Was there an equivalent "huge array" short-circuit opt in the Cornucopia stuff? Indeed there is: it uses "trap on capability write" MMU protections to maintain a per-page "sweep clean" bit. The sweep-clean and full-clean bits are what enable the a short-circuit "skip lots of non-pointers" optimisation: "if a revoker encounters a page that is both full-clean and sweep-clean, that page is guaranteed to be devoid of capabilities and can be bypassed". i.e. two per-page flags.
Also, in CHERI quarantine is recorded at word granularity ("is this word in quarantine?")... we will do it at alloc granularity, which potentially brings some wins. But then variable-size allocations are less convenient in other ways.
This issue collects thoughts about how to provide temporal safety in libcrunch.
One idea is to start with a quarantining malloc. Wes has a version of dlmalloc that we could perhaps use for this.
The basic idea is that a "free" event causes memory to be quarantined, but it is not reused until it is known to have no live inbound pointers. This already trades away some bug-finding power (those live pointers may still be used, albeit illegally), but seems a good trade and it preserves a sensible notion of safety.
The "no live inbound pointers" is the hard part. The most obvious way is to use vaguely GC-like sweep techniques.
What about custom allocators? Want there to be a "quarantine protocol" supported by liballocs. An allocator that follows this guarantees not to re-use memory that the system has not attested is no longer reachable. That means the sweep can be written at the liballocs level. Also raises my often-mooted idea of tracking both over- and under-approximations of reachability at the bigalloc level.
Unlike the CHERI work, we probably need the sweep to proceed allocationwise, rather than by page and cacheline. Need to remind myself exactly how this works. How was the "does this point to quarantine?" test done? Brief answer: a per-page quarantine bitmap, one bit per word.
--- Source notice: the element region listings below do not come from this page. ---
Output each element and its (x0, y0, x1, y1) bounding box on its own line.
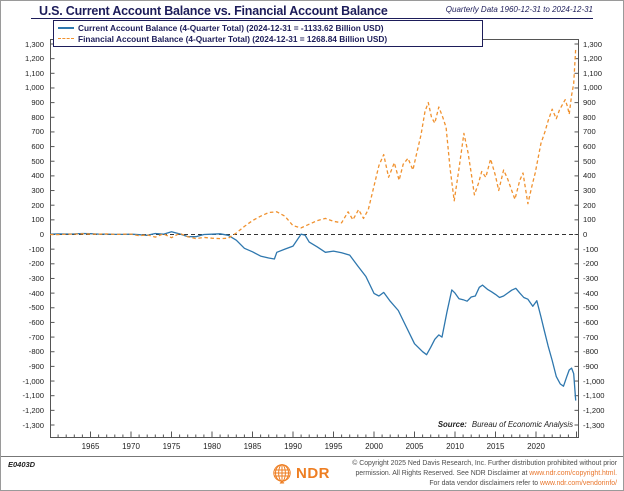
source-note: Source: Bureau of Economic Analysis (438, 420, 573, 429)
y-tick-label-left: -800 (28, 347, 44, 357)
y-tick-label-right: 300 (583, 186, 596, 196)
y-tick-label-left: 200 (31, 200, 44, 210)
y-tick-label-right: -100 (583, 244, 599, 254)
y-tick-label-left: -500 (28, 303, 44, 313)
legend-label: Current Account Balance (4-Quarter Total… (78, 22, 384, 33)
vendorinfo-link[interactable]: www.ndr.com/vendorinfo/ (540, 480, 617, 487)
y-tick-label-right: 100 (583, 215, 596, 225)
x-tick-label: 2010 (446, 442, 464, 451)
x-tick-label: 1990 (284, 442, 302, 451)
x-tick-label: 2015 (486, 442, 505, 451)
y-tick-label-right: 0 (583, 230, 588, 239)
y-tick-label-left: -1,000 (22, 376, 44, 386)
y-tick-label-left: -300 (28, 273, 44, 283)
copyright-link[interactable]: www.ndr.com/copyright.html. (529, 470, 617, 477)
y-tick-label-right: -1,200 (583, 405, 605, 415)
copyright-line2: permission. All Rights Reserved. See NDR… (355, 470, 617, 477)
y-tick-label-right: -900 (583, 361, 599, 371)
y-tick-label-left: 600 (31, 142, 44, 152)
date-range-label: Quarterly Data 1960-12-31 to 2024-12-31 (445, 5, 593, 14)
y-tick-label-left: 1,100 (24, 68, 44, 78)
y-tick-label-left: -100 (28, 244, 44, 254)
current-account-line-swatch (58, 26, 74, 29)
legend-box: Current Account Balance (4-Quarter Total… (53, 20, 483, 47)
ndr-logo: NDR (271, 462, 330, 484)
copyright-block: © Copyright 2025 Ned Davis Research, Inc… (352, 459, 617, 489)
y-tick-label-left: -600 (28, 317, 44, 327)
x-tick-label: 1985 (243, 442, 262, 451)
series-current-account-line (50, 231, 577, 401)
y-tick-label-left: 300 (31, 186, 44, 196)
x-tick-label: 2020 (527, 442, 545, 451)
y-tick-label-left: -1,300 (22, 420, 44, 430)
y-tick-label-right: 700 (583, 127, 596, 137)
ndr-globe-icon (273, 464, 291, 484)
y-tick-label-left: 1,000 (24, 83, 44, 93)
y-tick-label-right: 800 (583, 112, 596, 122)
plot-frame (50, 39, 579, 438)
legend-item-current-account: Current Account Balance (4-Quarter Total… (58, 22, 478, 33)
y-tick-label-left: 900 (31, 98, 44, 108)
legend-label: Financial Account Balance (4-Quarter Tot… (78, 33, 388, 44)
series-financial-account-line (50, 48, 577, 240)
ndr-logo-text: NDR (296, 464, 330, 482)
y-tick-label-left: 1,200 (24, 54, 44, 64)
x-tick-label: 1980 (203, 442, 221, 451)
x-tick-label: 1995 (324, 442, 343, 451)
y-tick-label-left: -900 (28, 361, 44, 371)
y-tick-label-right: -400 (583, 288, 599, 298)
y-tick-label-right: -700 (583, 332, 599, 342)
y-tick-label-right: 200 (583, 200, 596, 210)
y-tick-label-right: 1,000 (583, 83, 603, 93)
y-tick-label-left: 1,300 (24, 39, 44, 49)
y-tick-label-left: 0 (39, 230, 44, 239)
y-tick-label-left: -700 (28, 332, 44, 342)
copyright-line3: For data vendor disclaimers refer to www… (429, 480, 617, 487)
y-tick-label-left: 800 (31, 112, 44, 122)
x-tick-label: 1970 (122, 442, 140, 451)
y-tick-label-right: 500 (583, 156, 596, 166)
y-tick-label-left: 500 (31, 156, 44, 166)
y-tick-label-right: -300 (583, 273, 599, 283)
y-tick-label-left: -1,100 (22, 391, 44, 401)
y-tick-label-left: -200 (28, 259, 44, 269)
y-tick-label-right: -800 (583, 347, 599, 357)
source-text: Bureau of Economic Analysis (471, 420, 573, 429)
legend-item-financial-account: Financial Account Balance (4-Quarter Tot… (58, 33, 478, 44)
y-tick-label-right: -600 (583, 317, 599, 327)
y-tick-label-right: -1,100 (583, 391, 605, 401)
title-divider (31, 18, 593, 19)
y-tick-label-right: 1,300 (583, 39, 603, 49)
x-tick-label: 1965 (81, 442, 100, 451)
financial-account-line-swatch (58, 38, 74, 39)
y-tick-label-left: 100 (31, 215, 44, 225)
y-tick-label-right: -1,000 (583, 376, 605, 386)
x-tick-label: 2005 (405, 442, 424, 451)
page-title: U.S. Current Account Balance vs. Financi… (39, 4, 388, 18)
y-tick-label-left: 400 (31, 171, 44, 181)
plot-area (50, 39, 579, 438)
copyright-line1: © Copyright 2025 Ned Davis Research, Inc… (352, 460, 617, 467)
y-tick-label-right: -500 (583, 303, 599, 313)
y-tick-label-right: 400 (583, 171, 596, 181)
y-tick-label-right: 900 (583, 98, 596, 108)
y-tick-label-right: 1,200 (583, 54, 603, 64)
footer-divider (1, 456, 623, 457)
y-tick-label-right: 1,100 (583, 68, 603, 78)
source-prefix: Source: (437, 420, 467, 429)
y-tick-label-right: -200 (583, 259, 599, 269)
y-tick-label-left: -1,200 (22, 405, 44, 415)
y-tick-label-left: -400 (28, 288, 44, 298)
x-tick-label: 1975 (162, 442, 181, 451)
y-tick-label-right: -1,300 (583, 420, 605, 430)
x-tick-label: 2000 (365, 442, 383, 451)
y-tick-label-right: 600 (583, 142, 596, 152)
y-tick-label-left: 700 (31, 127, 44, 137)
chart-code-label: E0403D (8, 460, 36, 469)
Also, the usual tricks: can use mprotect if there will be no or likely-few valid use of page-overlapping objects. Use of this trick lets us decouple virtual address reuse from physical memory reuse. Use of virtual address rotation lets us reduce the frequency of page-overlapping objects. These are all "per-allocator" tricks, but maybe some plumbing in liballocs would help, e.g. to convert segfaults into allocator upcalls.